Cerberus (or Kerberos in Greek) was the triple-headed monster that guarded the gates of Hades, the realm of the dead, preventing the living from entering and the dead from leaving. As the last and most dangerous of his 12 labours Hercules was sent to the Underworld to capture this fearsome beast. He wrestled the creature into submission with his bare hands and dragged it, writhing and resisting, from the darkness of the Underworld to the unaccustomed brightness of the surface where its triple barking filled the air. The constellation commemorating this feat was added to the sky by Johannes Hevelius in his catalogue of 1687; on the accompanying atlas he depicted Cerberus grasped in the outstretched left hand of Hercules (see below).
Cerberus consisted of the four stars we now know as 93, 95, 102, and 109 Herculis (R. H. Allen wrongly states 96 Herculis to have been a member). Although, in mythology, Cerberus was said to be a three-headed dog, Hevelius and all subsequent map makers illustrated it with three snake heads.
Hercules grips the three-headed Cerberus in a stranglehold, as seen on the Firmamentum Sobiescianum star atlas of Johannes Hevelius (1690).
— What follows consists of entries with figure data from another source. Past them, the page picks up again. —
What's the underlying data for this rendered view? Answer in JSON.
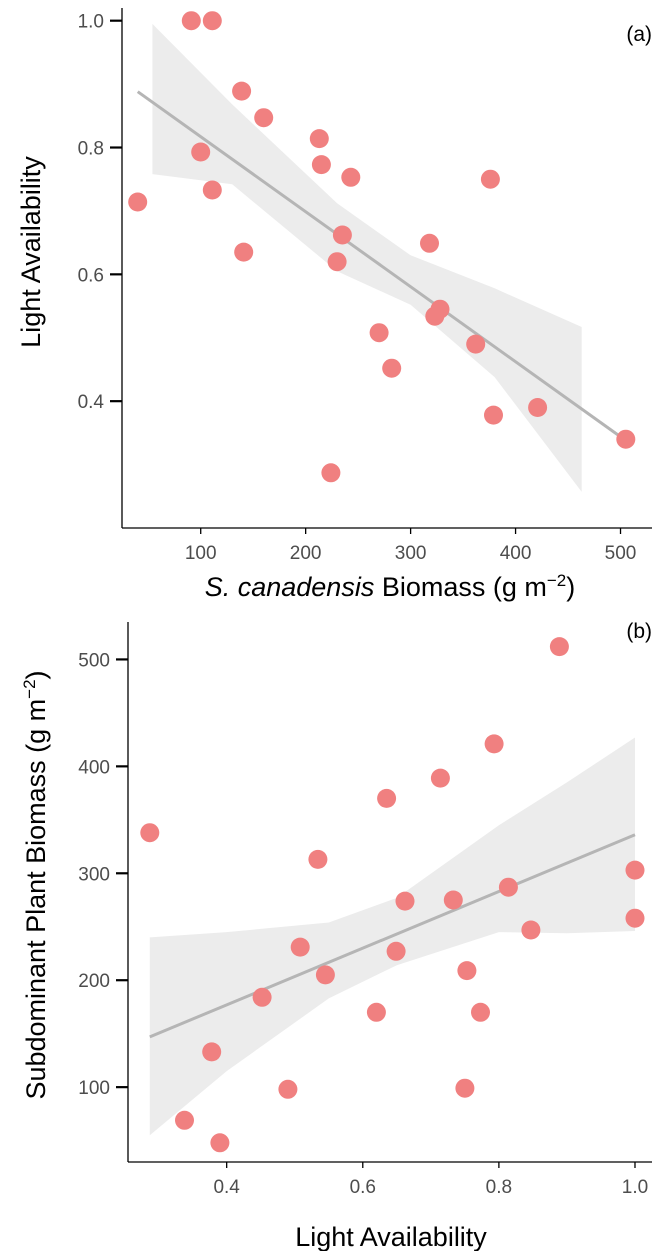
{
  "chart_data": [
    {
      "panel": "(a)",
      "type": "scatter",
      "xlabel": {
        "italic": "S. canadensis",
        "text": " Biomass (g m",
        "sup": "−2",
        "close": ")"
      },
      "ylabel": "Light Availability",
      "xlim": [
        25,
        530
      ],
      "ylim": [
        0.2,
        1.02
      ],
      "xticks": [
        100,
        200,
        300,
        400,
        500
      ],
      "yticks": [
        0.4,
        0.6,
        0.8,
        1.0
      ],
      "xtick_labels": [
        "100",
        "200",
        "300",
        "400",
        "500"
      ],
      "ytick_labels": [
        "0.4",
        "0.6",
        "0.8",
        "1.0"
      ],
      "grid": false,
      "points": [
        {
          "x": 40,
          "y": 0.714
        },
        {
          "x": 91,
          "y": 1.0
        },
        {
          "x": 111,
          "y": 1.0
        },
        {
          "x": 100,
          "y": 0.793
        },
        {
          "x": 111,
          "y": 0.733
        },
        {
          "x": 139,
          "y": 0.889
        },
        {
          "x": 141,
          "y": 0.635
        },
        {
          "x": 160,
          "y": 0.847
        },
        {
          "x": 213,
          "y": 0.814
        },
        {
          "x": 215,
          "y": 0.773
        },
        {
          "x": 243,
          "y": 0.753
        },
        {
          "x": 235,
          "y": 0.662
        },
        {
          "x": 230,
          "y": 0.62
        },
        {
          "x": 224,
          "y": 0.287
        },
        {
          "x": 270,
          "y": 0.508
        },
        {
          "x": 282,
          "y": 0.452
        },
        {
          "x": 318,
          "y": 0.649
        },
        {
          "x": 323,
          "y": 0.534
        },
        {
          "x": 328,
          "y": 0.545
        },
        {
          "x": 362,
          "y": 0.49
        },
        {
          "x": 376,
          "y": 0.75
        },
        {
          "x": 379,
          "y": 0.378
        },
        {
          "x": 421,
          "y": 0.39
        },
        {
          "x": 505,
          "y": 0.34
        }
      ],
      "fit": {
        "line": [
          {
            "x": 40,
            "y": 0.888
          },
          {
            "x": 505,
            "y": 0.338
          }
        ],
        "band": [
          {
            "x": 54,
            "lo": 0.758,
            "hi": 0.995
          },
          {
            "x": 130,
            "lo": 0.742,
            "hi": 0.868
          },
          {
            "x": 230,
            "lo": 0.605,
            "hi": 0.712
          },
          {
            "x": 300,
            "lo": 0.552,
            "hi": 0.63
          },
          {
            "x": 380,
            "lo": 0.438,
            "hi": 0.578
          },
          {
            "x": 463,
            "lo": 0.257,
            "hi": 0.517
          }
        ]
      },
      "point_color": "#f08080",
      "fit_color": "#b5b5b5",
      "band_color": "#ececec"
    },
    {
      "panel": "(b)",
      "type": "scatter",
      "xlabel": {
        "text": "Light Availability"
      },
      "ylabel": {
        "text": "Subdominant Plant Biomass (g m",
        "sup": "−2",
        "close": ")"
      },
      "xlim": [
        0.255,
        1.025
      ],
      "ylim": [
        30,
        535
      ],
      "xticks": [
        0.4,
        0.6,
        0.8,
        1.0
      ],
      "yticks": [
        100,
        200,
        300,
        400,
        500
      ],
      "xtick_labels": [
        "0.4",
        "0.6",
        "0.8",
        "1.0"
      ],
      "ytick_labels": [
        "100",
        "200",
        "300",
        "400",
        "500"
      ],
      "grid": false,
      "points": [
        {
          "x": 0.287,
          "y": 338
        },
        {
          "x": 0.338,
          "y": 69
        },
        {
          "x": 0.378,
          "y": 133
        },
        {
          "x": 0.39,
          "y": 48
        },
        {
          "x": 0.452,
          "y": 184
        },
        {
          "x": 0.49,
          "y": 98
        },
        {
          "x": 0.508,
          "y": 231
        },
        {
          "x": 0.534,
          "y": 313
        },
        {
          "x": 0.545,
          "y": 205
        },
        {
          "x": 0.62,
          "y": 170
        },
        {
          "x": 0.635,
          "y": 370
        },
        {
          "x": 0.649,
          "y": 227
        },
        {
          "x": 0.662,
          "y": 274
        },
        {
          "x": 0.714,
          "y": 389
        },
        {
          "x": 0.733,
          "y": 275
        },
        {
          "x": 0.75,
          "y": 99
        },
        {
          "x": 0.753,
          "y": 209
        },
        {
          "x": 0.773,
          "y": 170
        },
        {
          "x": 0.793,
          "y": 421
        },
        {
          "x": 0.814,
          "y": 287
        },
        {
          "x": 0.847,
          "y": 247
        },
        {
          "x": 0.889,
          "y": 512
        },
        {
          "x": 1.0,
          "y": 303
        },
        {
          "x": 1.0,
          "y": 258
        }
      ],
      "fit": {
        "line": [
          {
            "x": 0.287,
            "y": 147
          },
          {
            "x": 1.0,
            "y": 336
          }
        ],
        "band": [
          {
            "x": 0.287,
            "lo": 55,
            "hi": 240
          },
          {
            "x": 0.4,
            "lo": 115,
            "hi": 245
          },
          {
            "x": 0.55,
            "lo": 183,
            "hi": 254
          },
          {
            "x": 0.65,
            "lo": 214,
            "hi": 277
          },
          {
            "x": 0.8,
            "lo": 245,
            "hi": 345
          },
          {
            "x": 0.9,
            "lo": 244,
            "hi": 385
          },
          {
            "x": 1.0,
            "lo": 246,
            "hi": 427
          }
        ]
      },
      "point_color": "#f08080",
      "fit_color": "#b5b5b5",
      "band_color": "#ececec"
    }
  ]
}
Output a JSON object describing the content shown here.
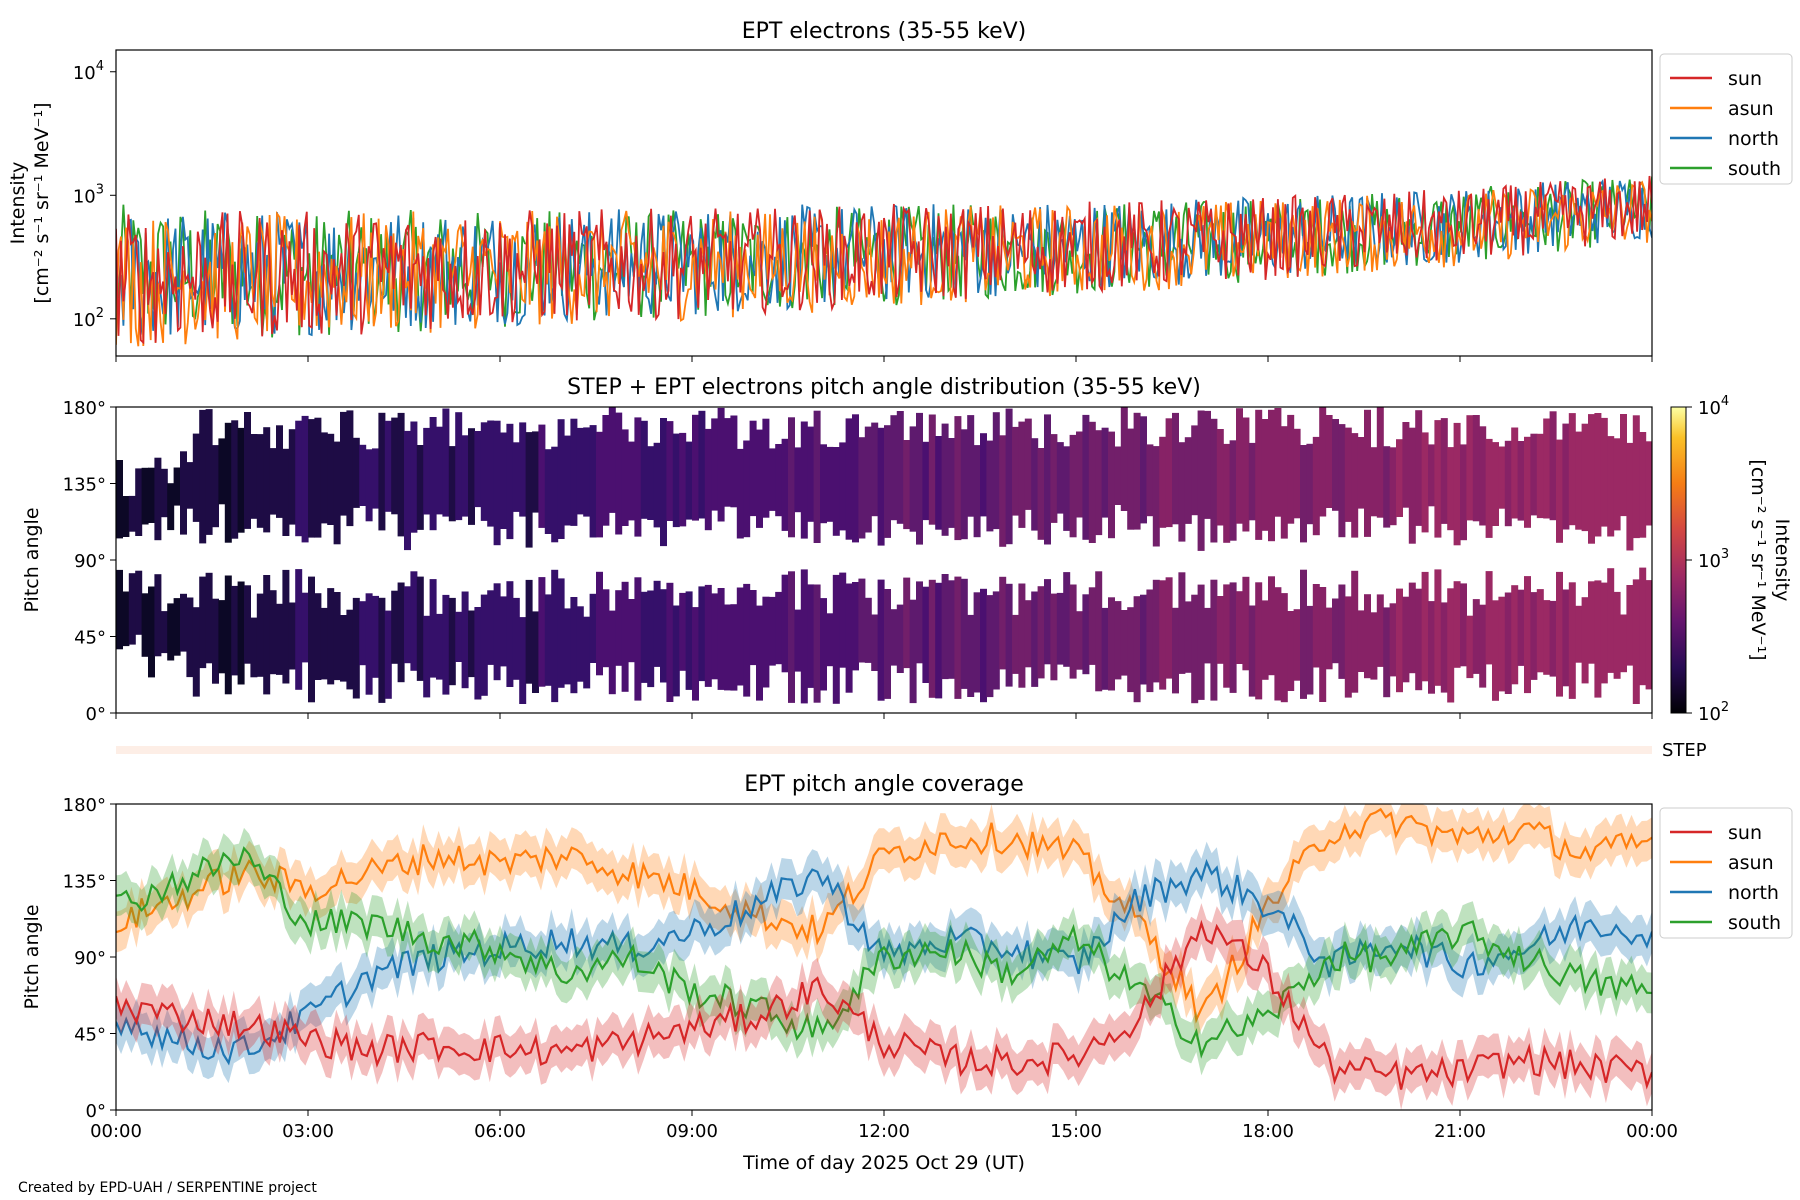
{
  "credit": "Created by EPD-UAH / SERPENTINE project",
  "x_axis": {
    "label": "Time of day 2025 Oct 29 (UT)",
    "ticks": [
      "00:00",
      "03:00",
      "06:00",
      "09:00",
      "12:00",
      "15:00",
      "18:00",
      "21:00",
      "00:00"
    ],
    "range_hours": [
      0,
      24
    ]
  },
  "colors": {
    "sun": "#d62728",
    "asun": "#ff7f0e",
    "north": "#1f77b4",
    "south": "#2ca02c"
  },
  "chart_data": [
    {
      "type": "line",
      "title": "EPT electrons (35-55 keV)",
      "ylabel_line1": "Intensity",
      "ylabel_line2": "[cm⁻² s⁻¹ sr⁻¹ MeV⁻¹]",
      "yscale": "log",
      "ylim": [
        50,
        15000
      ],
      "yticks": [
        {
          "value": 100,
          "base": "10",
          "exp": "2"
        },
        {
          "value": 1000,
          "base": "10",
          "exp": "3"
        },
        {
          "value": 10000,
          "base": "10",
          "exp": "4"
        }
      ],
      "legend": [
        "sun",
        "asun",
        "north",
        "south"
      ],
      "legend_position": "outside-right",
      "x_hours": [
        0,
        3,
        6,
        9,
        12,
        15,
        18,
        21,
        24
      ],
      "series_trend": [
        {
          "name": "sun",
          "values": [
            210,
            230,
            260,
            280,
            330,
            380,
            450,
            560,
            800
          ]
        },
        {
          "name": "asun",
          "values": [
            200,
            220,
            250,
            270,
            310,
            360,
            430,
            530,
            760
          ]
        },
        {
          "name": "north",
          "values": [
            220,
            240,
            265,
            290,
            340,
            390,
            460,
            570,
            820
          ]
        },
        {
          "name": "south",
          "values": [
            240,
            230,
            255,
            275,
            325,
            370,
            440,
            560,
            780
          ]
        }
      ]
    },
    {
      "type": "heatmap",
      "title": "STEP + EPT electrons pitch angle distribution (35-55 keV)",
      "ylabel": "Pitch angle",
      "ylim": [
        0,
        180
      ],
      "yticks": [
        "0°",
        "45°",
        "90°",
        "135°",
        "180°"
      ],
      "colorbar": {
        "label_line1": "Intensity",
        "label_line2": "[cm⁻² s⁻¹ sr⁻¹ MeV⁻¹]",
        "scale": "log",
        "range": [
          100,
          10000
        ],
        "ticks": [
          {
            "base": "10",
            "exp": "2"
          },
          {
            "base": "10",
            "exp": "3"
          },
          {
            "base": "10",
            "exp": "4"
          }
        ],
        "colormap": "inferno"
      }
    },
    {
      "type": "heatmap",
      "title": "",
      "label": "STEP"
    },
    {
      "type": "area",
      "title": "EPT pitch angle coverage",
      "ylabel": "Pitch angle",
      "ylim": [
        0,
        180
      ],
      "yticks": [
        "0°",
        "45°",
        "90°",
        "135°",
        "180°"
      ],
      "legend": [
        "sun",
        "asun",
        "north",
        "south"
      ],
      "legend_position": "outside-right",
      "x_hours": [
        0,
        1,
        2,
        3,
        4,
        5,
        6,
        7,
        8,
        9,
        10,
        11,
        12,
        13,
        14,
        15,
        16,
        17,
        18,
        19,
        20,
        21,
        22,
        23,
        24
      ],
      "series": [
        {
          "name": "sun",
          "values": [
            62,
            55,
            50,
            42,
            35,
            38,
            36,
            34,
            40,
            48,
            55,
            72,
            40,
            30,
            28,
            32,
            55,
            110,
            80,
            25,
            20,
            22,
            30,
            25,
            22
          ]
        },
        {
          "name": "asun",
          "values": [
            110,
            125,
            140,
            130,
            140,
            150,
            145,
            150,
            140,
            130,
            115,
            105,
            150,
            160,
            160,
            150,
            110,
            55,
            120,
            165,
            170,
            160,
            165,
            150,
            158
          ]
        },
        {
          "name": "north",
          "values": [
            55,
            40,
            35,
            55,
            80,
            90,
            95,
            100,
            95,
            105,
            120,
            140,
            90,
            100,
            95,
            85,
            125,
            140,
            120,
            85,
            100,
            85,
            95,
            110,
            105
          ]
        },
        {
          "name": "south",
          "values": [
            120,
            135,
            150,
            110,
            110,
            100,
            95,
            80,
            90,
            70,
            60,
            45,
            90,
            95,
            80,
            100,
            70,
            40,
            55,
            90,
            90,
            105,
            90,
            75,
            70
          ]
        }
      ],
      "band_halfwidth": 12
    }
  ]
}
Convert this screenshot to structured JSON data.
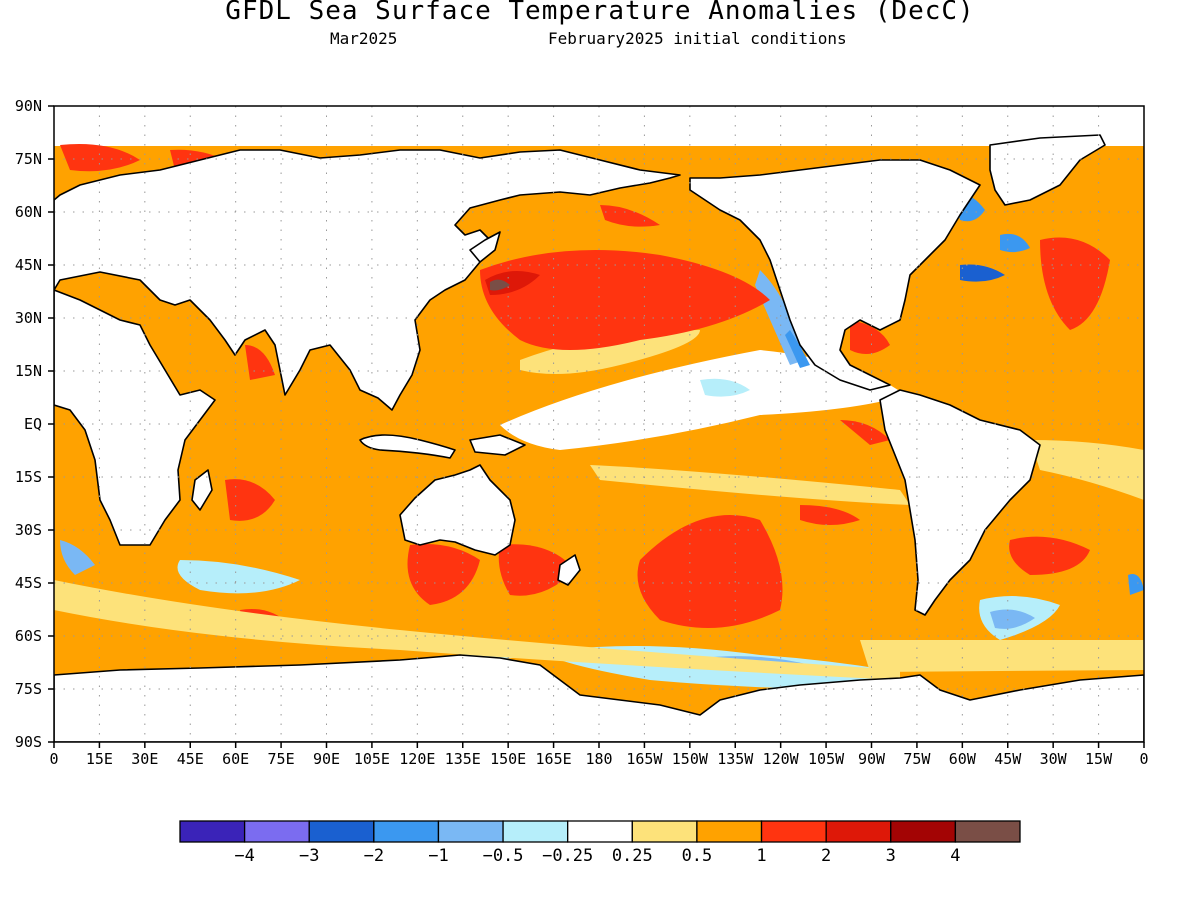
{
  "title": "GFDL Sea Surface Temperature Anomalies (DecC)",
  "subtitle_left": "Mar2025",
  "subtitle_right": "February2025 initial conditions",
  "map": {
    "lat_labels": [
      "90N",
      "75N",
      "60N",
      "45N",
      "30N",
      "15N",
      "EQ",
      "15S",
      "30S",
      "45S",
      "60S",
      "75S",
      "90S"
    ],
    "lon_labels": [
      "0",
      "15E",
      "30E",
      "45E",
      "60E",
      "75E",
      "90E",
      "105E",
      "120E",
      "135E",
      "150E",
      "165E",
      "180",
      "165W",
      "150W",
      "135W",
      "120W",
      "105W",
      "90W",
      "75W",
      "60W",
      "45W",
      "30W",
      "15W",
      "0"
    ],
    "lon_range": [
      0,
      360
    ],
    "lat_range": [
      -90,
      90
    ],
    "grid": "dotted"
  },
  "colorbar": {
    "colors": [
      "#3a23b8",
      "#7b6cf0",
      "#1a60d0",
      "#3b98f0",
      "#7ab8f4",
      "#b6eefa",
      "#ffffff",
      "#fde27a",
      "#ffa200",
      "#ff3410",
      "#de1808",
      "#a30404",
      "#7a4e46"
    ],
    "labels": [
      "−4",
      "−3",
      "−2",
      "−1",
      "−0.5",
      "−0.25",
      "0.25",
      "0.5",
      "1",
      "2",
      "3",
      "4"
    ]
  }
}
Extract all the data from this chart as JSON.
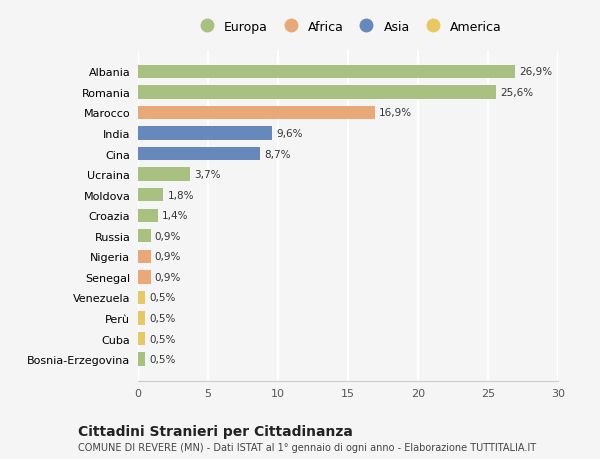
{
  "categories": [
    "Albania",
    "Romania",
    "Marocco",
    "India",
    "Cina",
    "Ucraina",
    "Moldova",
    "Croazia",
    "Russia",
    "Nigeria",
    "Senegal",
    "Venezuela",
    "Perù",
    "Cuba",
    "Bosnia-Erzegovina"
  ],
  "values": [
    26.9,
    25.6,
    16.9,
    9.6,
    8.7,
    3.7,
    1.8,
    1.4,
    0.9,
    0.9,
    0.9,
    0.5,
    0.5,
    0.5,
    0.5
  ],
  "continents": [
    "Europa",
    "Europa",
    "Africa",
    "Asia",
    "Asia",
    "Europa",
    "Europa",
    "Europa",
    "Europa",
    "Africa",
    "Africa",
    "America",
    "America",
    "America",
    "Europa"
  ],
  "continent_colors": {
    "Europa": "#a8c080",
    "Africa": "#e8a878",
    "Asia": "#6688bb",
    "America": "#e8c860"
  },
  "legend_order": [
    "Europa",
    "Africa",
    "Asia",
    "America"
  ],
  "title": "Cittadini Stranieri per Cittadinanza",
  "subtitle": "COMUNE DI REVERE (MN) - Dati ISTAT al 1° gennaio di ogni anno - Elaborazione TUTTITALIA.IT",
  "xlim": [
    0,
    30
  ],
  "xticks": [
    0,
    5,
    10,
    15,
    20,
    25,
    30
  ],
  "background_color": "#f5f5f5",
  "grid_color": "#ffffff",
  "bar_height": 0.65
}
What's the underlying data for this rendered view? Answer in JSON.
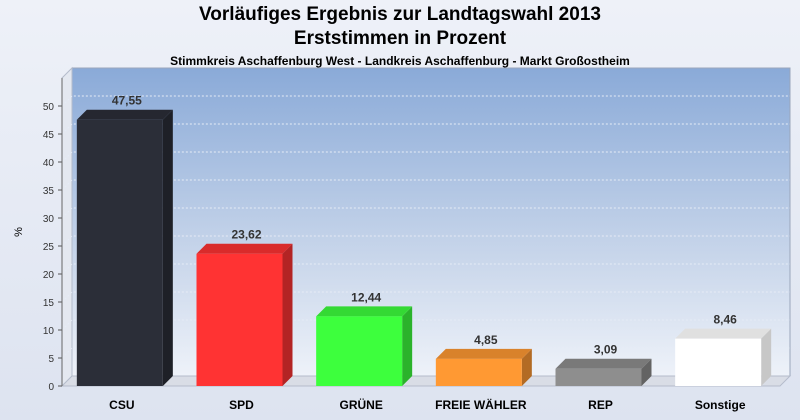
{
  "header": {
    "title_line1": "Vorläufiges Ergebnis zur Landtagswahl 2013",
    "title_line2": "Erststimmen in Prozent",
    "subtitle": "Stimmkreis Aschaffenburg West - Landkreis Aschaffenburg - Markt Großostheim"
  },
  "chart_data": {
    "type": "bar",
    "title": "Vorläufiges Ergebnis zur Landtagswahl 2013 Erststimmen in Prozent",
    "subtitle": "Stimmkreis Aschaffenburg West - Landkreis Aschaffenburg - Markt Großostheim",
    "ylabel": "%",
    "xlabel": "",
    "categories": [
      "CSU",
      "SPD",
      "GRÜNE",
      "FREIE WÄHLER",
      "REP",
      "Sonstige"
    ],
    "values": [
      47.55,
      23.62,
      12.44,
      4.85,
      3.09,
      8.46
    ],
    "value_labels": [
      "47,55",
      "23,62",
      "12,44",
      "4,85",
      "3,09",
      "8,46"
    ],
    "ylim": [
      0,
      55
    ],
    "yticks": [
      0,
      5,
      10,
      15,
      20,
      25,
      30,
      35,
      40,
      45,
      50
    ],
    "grid": true,
    "colors": [
      "#2b2e38",
      "#ff3333",
      "#3dff3d",
      "#ff9933",
      "#8e8e8e",
      "#ffffff"
    ],
    "plot_background": "#8aaad6"
  }
}
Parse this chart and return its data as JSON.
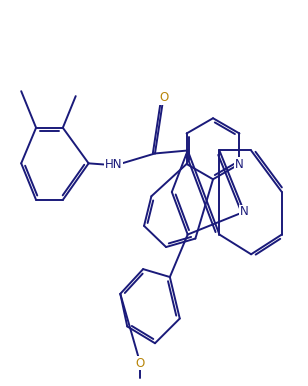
{
  "background_color": "#ffffff",
  "line_color": "#1a1a7a",
  "label_color_N": "#1a1a7a",
  "label_color_O": "#b8860b",
  "line_width": 1.4,
  "figsize": [
    3.08,
    3.86
  ],
  "dpi": 100,
  "xlim": [
    0,
    10
  ],
  "ylim": [
    0,
    12.5
  ]
}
The constellations on Hevelius’s charts were drawn in mirror image, as they would appear on a celestial globe.
Ramus, the apple branch
Hevelius’s Cerberus replaced another figure, the branch from the tree of the golden apples, that Johann Bayer had previously depicted in the hand of Hercules. Bayer’s elaborate apple branch consisted of 10 stars in the region of the present-day 93 to 113 Herculis. R. H. Allen in his book Star Names says that Bayer called the apple branch Ramus Pomifer, but this is not entirely correct; Bayer used the Latin term ramum pomiferum to refer to the apple branch held by Hercules, but the specific name Ramus Pomifer seems to have first appeared with Alexander Jamieson on Plate 8 of his Celestial Atlas of 1822.
Cerberus and Ramus combined
Further modifications were to come after Hevelius’s introduction of Cerberus. In or around 1721 the English cartographer and engraver John Senex (1678–1740), a friend of Edmond Halley, combined Cerberus with Bayer’s apple branch to produce what he labelled Ramus Cerberus. This combined figure first appeared on Senex’s chart of the northern celestial hemisphere, Stellarum Fixarum Hemisphaerium Boreale, which was based on Halley’s pirate edition of Flamsteed’s unfinished star catalogue. Johann Bode subsequently showed the combined figure on his Uranographia atlas of 1801 under the name Cerberus et Ramus (see illustration below). However, Flamsteed’s own chart of Hercules, eventually published in his Atlas Coelestis of 1729, includes neither Cerberus nor Ramus; instead, Hercules is drawn grasping thin air.
Cerberus et Ramus, the three-headed monster entwined with an apple branch,
shown on Chart VIII of the Uranographia of Johann Bode (1801). Its brightest star, 109 Herculis, magnitude 3.8, was labelled F by Bode.